Page last updated at 17:00 GMT, Monday, 15 March 2010

Mars moon Phobos seen in detail by European probe

Phobos (Esa)
The pictures will assist Russian efforts to land on Phobos

New pictures have been released of the Martian moon Phobos, acquired by the European Mars Express (Mex) probe during its recent flybys.

The images reveal details down to a resolution of just 4.4m per pixel.

Mex began a series of 12 close passes in mid-February. The observation schedule continues until 26 March.

One flyby skimmed past the surface at just 67km, the nearest any manmade object has ever got to the little Martian moon.

The new images of Phobos come from 7 March approach when the spacecraft achieved an altitude just above 100km.

The pictures will help the Russians as they prepare to launch their Phobos-Grunt mission next year.

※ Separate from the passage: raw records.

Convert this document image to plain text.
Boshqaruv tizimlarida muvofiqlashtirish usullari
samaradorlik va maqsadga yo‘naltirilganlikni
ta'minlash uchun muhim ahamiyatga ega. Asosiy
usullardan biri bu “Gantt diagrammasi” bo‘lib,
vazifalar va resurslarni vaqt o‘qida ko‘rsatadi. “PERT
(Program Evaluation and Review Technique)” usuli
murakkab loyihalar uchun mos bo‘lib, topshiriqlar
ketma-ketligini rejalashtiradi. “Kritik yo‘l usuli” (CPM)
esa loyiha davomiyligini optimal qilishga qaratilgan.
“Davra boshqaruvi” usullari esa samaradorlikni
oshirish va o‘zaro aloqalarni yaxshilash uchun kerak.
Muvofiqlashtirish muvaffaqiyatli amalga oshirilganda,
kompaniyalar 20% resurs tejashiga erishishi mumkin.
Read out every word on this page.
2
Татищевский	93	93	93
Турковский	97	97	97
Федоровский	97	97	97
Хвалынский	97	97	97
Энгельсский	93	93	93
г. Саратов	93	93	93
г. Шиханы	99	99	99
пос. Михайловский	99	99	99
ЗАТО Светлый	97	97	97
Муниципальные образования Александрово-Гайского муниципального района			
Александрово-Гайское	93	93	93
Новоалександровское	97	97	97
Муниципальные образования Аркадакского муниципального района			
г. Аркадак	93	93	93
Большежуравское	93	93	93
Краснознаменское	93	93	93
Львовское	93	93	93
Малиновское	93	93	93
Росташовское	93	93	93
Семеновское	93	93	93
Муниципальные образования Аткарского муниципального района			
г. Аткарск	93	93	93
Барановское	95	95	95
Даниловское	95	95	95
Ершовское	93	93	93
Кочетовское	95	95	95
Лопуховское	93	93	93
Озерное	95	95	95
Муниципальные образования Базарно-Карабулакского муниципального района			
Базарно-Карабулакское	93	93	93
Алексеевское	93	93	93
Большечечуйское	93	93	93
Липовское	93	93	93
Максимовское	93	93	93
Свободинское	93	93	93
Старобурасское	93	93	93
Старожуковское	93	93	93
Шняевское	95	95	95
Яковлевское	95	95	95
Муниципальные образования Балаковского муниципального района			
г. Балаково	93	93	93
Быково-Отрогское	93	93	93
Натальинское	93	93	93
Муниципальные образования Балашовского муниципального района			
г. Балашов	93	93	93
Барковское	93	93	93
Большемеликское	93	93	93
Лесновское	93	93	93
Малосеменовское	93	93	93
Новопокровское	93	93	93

The spacecraft will attempt to land on the 27km-by-22km-by-19km moon, collect a soil sample and return it to Earth for analysis.

The excellent resolution shows the Phobos-Grunt mission planners the precise conditions at their potential landing sites.

Planetary scientists are trying to explain the origin of the moon, one of two natural satellites at Mars (the other being Deimos).

Previous study had indicated that Phobos has an extremely low density, suggesting that its surface probably hides many large interior voids.

Researchers suspect the moon is simply a collection of planetary rubble that coalesced around the Red Planet sometime after its formation. Another explanation is that it is a captured asteroid.

Phobos is very slowly falling in towards Mars and tidal forces are expected to tear it apart one day.

The European Space Agency's Mars Express satellite has been in orbit since 25 December 2003.

It has made many discoveries including measurements of previously unrecognised methane in the planet's atmosphere.